Proverbial wisdom often comes in handy
while dealing with one's finances. `A job well begun is half done' is an adage
that is particularly relevant. If you start planning your finances when you
begin earning, you can be assured of a smooth journey and comfortable
retirement. However, despite the best of intentions, a low income or an
insufficient investible surplus can put a spoke in the wheel. Take the case of
the Pune-based Alams. Though they have begun planning at the right time, in
their late 20s, their low surplus means that they will have to put off some of
their more important goals till a rise in income. Still, they can hope to
fulfill the crucial ones given the long time horizon.
Existing financial status
Mohammad
Jaid Alam is a 27-year-old engineer, who draws a salary of `51,000 per month.

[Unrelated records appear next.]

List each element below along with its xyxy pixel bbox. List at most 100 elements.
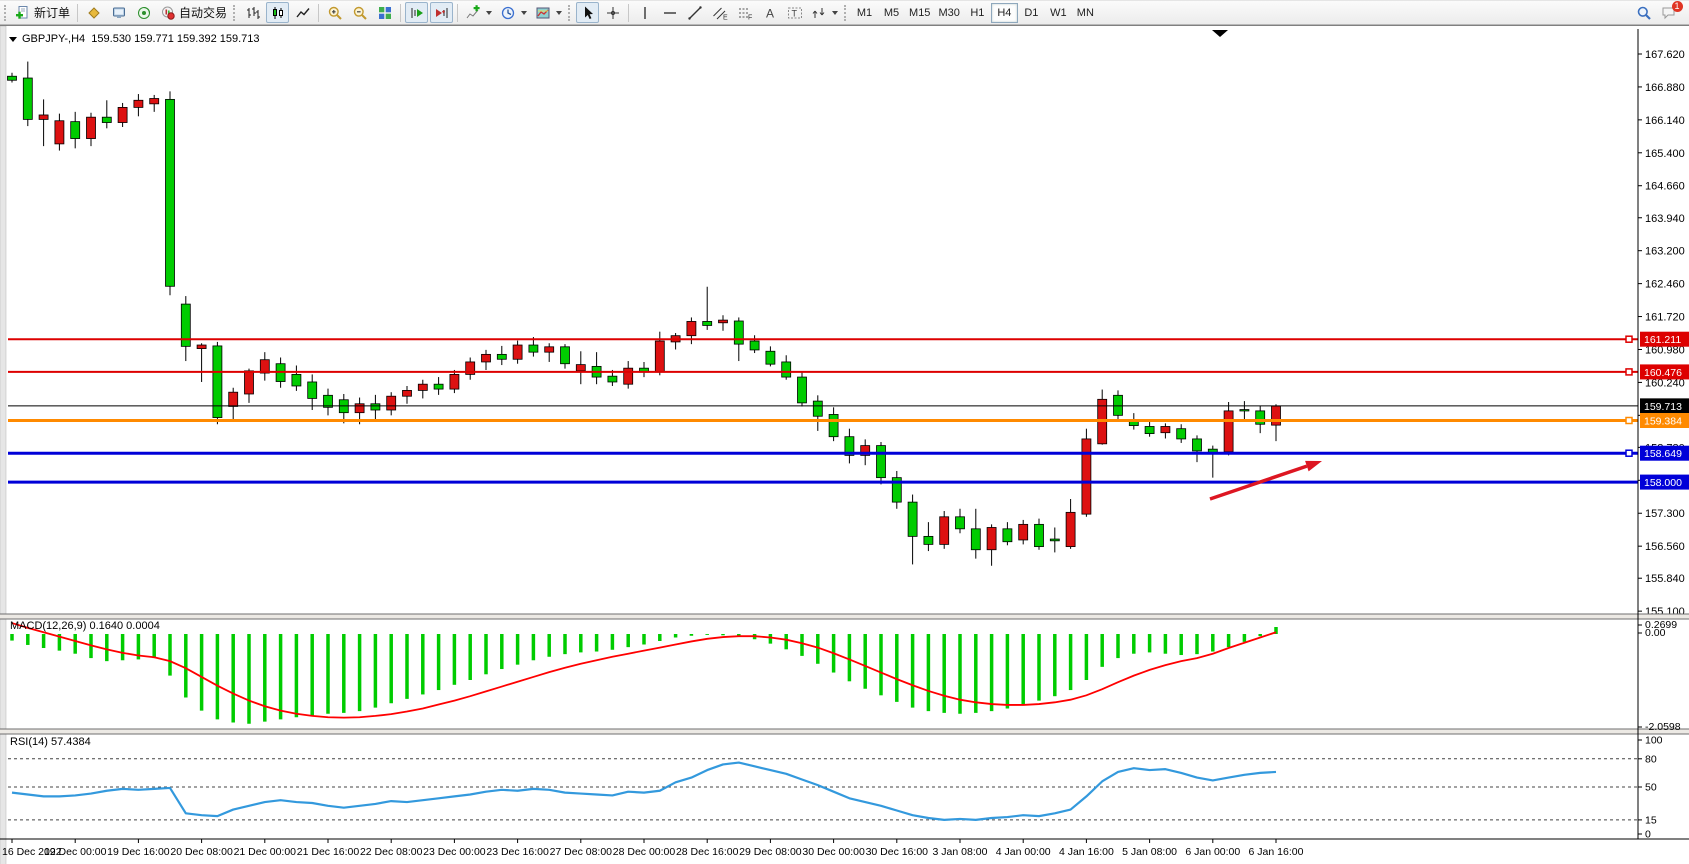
text-label-button[interactable]: T (783, 2, 806, 23)
toolbar-drag-handle[interactable] (4, 4, 9, 21)
cursor-button[interactable] (576, 2, 600, 23)
candle-body (891, 477, 902, 503)
resistance-price-badge (1640, 364, 1689, 380)
timeframe-h4-button[interactable]: H4 (990, 2, 1018, 23)
timeframe-m1-button[interactable]: M1 (856, 6, 873, 19)
date-axis-label: 27 Dec 08:00 (550, 846, 613, 858)
timeframe-m30-button[interactable]: M30 (938, 6, 960, 19)
price-axis-tick-label: 167.620 (1645, 49, 1685, 61)
window-left-edge (0, 26, 7, 864)
candle-body (560, 346, 570, 365)
new-order-icon (15, 5, 31, 21)
data-window-button[interactable] (107, 2, 130, 23)
candle-body (1176, 428, 1187, 440)
candle-body (986, 527, 997, 551)
zoom-out-button[interactable] (348, 2, 371, 23)
svg-text:F: F (748, 14, 752, 21)
date-axis-label: 23 Dec 16:00 (486, 846, 549, 858)
pivot-price-badge (1640, 413, 1689, 429)
dropdown-caret-icon[interactable] (521, 10, 528, 15)
trendline-icon (687, 5, 703, 21)
line-handle[interactable] (1625, 449, 1633, 457)
arrows-button[interactable] (808, 2, 841, 23)
candle-body (149, 98, 160, 105)
text-button[interactable]: A (758, 2, 781, 23)
current-price-price-badge-label: 159.713 (1644, 401, 1682, 413)
candle-body (1255, 410, 1266, 425)
signals-button[interactable] (132, 2, 155, 23)
panel-splitter[interactable] (0, 614, 1689, 619)
autotrading-button[interactable]: 自动交易 (157, 2, 230, 23)
candles-chart-button[interactable] (266, 2, 290, 23)
chart-shift-icon (434, 5, 450, 21)
text-label-icon: T (787, 5, 803, 21)
candle-body (512, 344, 523, 360)
arrow-annotation[interactable] (1209, 464, 1308, 501)
chart-shift-button[interactable] (430, 2, 454, 23)
price-axis-tick-label: 161.720 (1645, 312, 1685, 324)
candle-body (1160, 426, 1171, 434)
candle-body (939, 516, 950, 545)
chart-shift-marker-icon[interactable] (1212, 30, 1228, 37)
vertical-line-button[interactable] (633, 2, 656, 23)
trendline-button[interactable] (683, 2, 706, 23)
zoom-in-button[interactable] (323, 2, 346, 23)
candle-body (1081, 438, 1092, 515)
candle-body (481, 353, 491, 363)
toolbar-drag-handle[interactable] (233, 4, 238, 21)
toolbar-drag-handle[interactable] (568, 4, 573, 21)
dropdown-caret-icon[interactable] (486, 10, 493, 15)
line-handle[interactable] (1625, 416, 1633, 425)
timeframe-mn-button[interactable]: MN (1076, 6, 1094, 19)
timeframe-d1-button[interactable]: D1 (1024, 6, 1039, 19)
svg-text:E: E (723, 14, 728, 21)
new-order-button-label: 新订单 (34, 6, 71, 20)
line-chart-button[interactable] (291, 2, 314, 23)
support-price-badge-label: 158.000 (1644, 477, 1682, 489)
new-order-button[interactable]: 新订单 (12, 2, 73, 23)
timeframe-m5-button[interactable]: M5 (883, 6, 900, 19)
arrow-annotation-head[interactable] (1305, 460, 1322, 472)
auto-scroll-button[interactable] (405, 2, 429, 23)
candle-body (38, 114, 49, 120)
toolbar-separator (400, 3, 402, 22)
candle-body (654, 340, 665, 373)
fibonacci-button[interactable]: F (733, 2, 756, 23)
price-axis-tick-label: 165.400 (1645, 148, 1685, 160)
notifications-button[interactable]: 1 (1657, 1, 1683, 23)
dropdown-caret-icon[interactable] (832, 10, 839, 15)
bars-chart-button[interactable] (241, 2, 264, 23)
templates-button[interactable] (532, 2, 565, 23)
equidistant-channel-button[interactable]: E (708, 2, 731, 23)
date-axis-label: 20 Dec 08:00 (170, 846, 233, 858)
toolbar-separator (318, 3, 320, 22)
candle-body (718, 319, 728, 324)
date-axis-label: 29 Dec 08:00 (739, 846, 802, 858)
search-button[interactable] (1632, 2, 1655, 23)
market-watch-button[interactable] (82, 2, 105, 23)
dropdown-caret-icon[interactable] (556, 10, 563, 15)
chart-title-caret-icon[interactable] (9, 37, 17, 42)
candle-body (876, 445, 886, 479)
indicators-button[interactable] (462, 2, 495, 23)
timeframe-m15-button[interactable]: M15 (909, 6, 931, 19)
tile-windows-button[interactable] (373, 2, 396, 23)
rsi-axis-label: 15 (1645, 814, 1657, 826)
line-handle[interactable] (1625, 335, 1633, 343)
date-axis-label: 19 Dec 00:00 (44, 846, 107, 858)
chart-window: 167.620 166.880 166.140 165.400 164.660 163.9… (0, 25, 1689, 864)
timeframe-h1-button[interactable]: H1 (970, 6, 985, 19)
candle-body (212, 345, 223, 418)
horizontal-line-button[interactable] (658, 2, 681, 23)
candle-body (749, 340, 760, 351)
panel-splitter[interactable] (0, 729, 1689, 734)
candle-body (54, 120, 65, 145)
candle-body (307, 381, 318, 399)
timeframe-w1-button[interactable]: W1 (1050, 6, 1067, 19)
line-handle[interactable] (1625, 368, 1633, 376)
candle-body (828, 414, 839, 438)
toolbar-drag-handle[interactable] (844, 4, 849, 21)
periods-button[interactable] (497, 2, 530, 23)
candle-body (1018, 523, 1029, 541)
crosshair-button[interactable] (601, 2, 624, 23)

He stays in Pune with his 25-year-old wife, Heena, who is a homemaker. A bulky
`39,875 is spent on household expenses, with a big chunk of `17,000 going as
house rent. Another `2,500 goes as premium for insurance, bringing the total
outgo to `42,375. This leaves them with an investible surplus of `8,625, which
will be insufficient in meeting all their goals.
The
Alams' goals include building a contingency fund, buying a house, and planning
for their retirement. Though they don't have a child as of now, they want to
start planning for the education and marriage of their progeny too.
The
Alams expectedly have a low net worth and their portfolio is skewed heavily
towards debt and cash, with a negligible exposure to equity. Since the couple
is planning to buy a house shortly, raising their debt portion, they will have
to increase their equity investment later if they want to meet their goals.
Insurance coverage
Before
Pankaaj Maalde of Apnapaisa.com charts a financial course for them, he wants to
assess their insurance needs because it is an essential component of any
portfolio.
The
Alams currently have one Ulip, which offers a life cover or `3 lakh to Mohammad
Jaid, and for which he is paying a monthly premium of `2,500. Since it is not
advisable to retain this expensive policy for a minuscule cover, Maalde
suggests that they discontinue the premium. The amount will be invested in the
discontinuance fund after 30 days of the next due date for premium payment. Earning
an interest of 3.5%, this fund will be paid to the couple at the end of the
fifth policy year after deducting the discontinuance charge.
In
its place, Mohammad Jaid should buy a life cover of `1 crore for 35 years,
which will cost him `7,000 annually. Since Heena does not work, she does not
require any life insurance.
As
for health insurance, Mohammad Jaid and his family are currently covered by his
employer for `4.5 lakh. This is sufficient for them at this stage, but whenever
he can afford it, Mohammad Jaid should buy a top-up plan since it is not
advisable to rely solely on the employer's cover. He should also purchase an
accident disability cover worth `50 lakh when there is a rise in income. It
will cost them `7,000 annually.
Road map for the future
Moving
on to the family's goals, the Alams need to have a contingency fund worth six
months' expenses, which will amount to nearly `3 lakh. Though the couple has
`85,500 in cash, it has not been earmarked for emergencies. So, the couple is
advised to allocate this amount to the contingency fund, along with the `1.96
lakh in stocks. This will amount to `2.8 lakh, which should serve the purpose
of an emergency fund. Next, the couple wants to buy a house worth `45 lakh in a
year's time. For this, they are planning to take a loan of `15 lakh from their
parents. For the remaining amount, they will have to take a home loan, for
which the instalment will come to `26,600 at the rate of 10.15%. This can be
managed only when the Alams shift into their new house and stop paying the rent
of `17,000. Along with the surplus of `8,625, they will be able to shell out
the EMI.
However,
this also means that they will have to put off their remaining crucial goals,
which include building a retirement corpus and funding their future child's
education and marriage.
For
their retirement, they are estimated to require `8.3 crore in 33 years. While
Mohammad Jaid's EPF contribution will amount to `1.3 crore, he will have to
make a fresh investment of `12,000 in an equity mutual fund through the
systematic investment plan (SIP) to achieve the desired amount in the specified
time frame. However, this will be possible only if they have the surplus after
a rise in Mohammad Jaid's income. After they are through with paying the home
loan, they can also consider reverse mortgaging the house for their retirement
needs, if they fall short of funds. Besides, assuming that they save `2 lakh as
tax on home loan, they can start investing in an equity-linked savings scheme.
Similarly,
for their child-related goals, as well as the other discretionary goals, which
include buying a car and going on a foreign vacation, the Alams will have to
wait till they can fund these. For now, they should try to optimise their
savings and consider ways of increasing their income.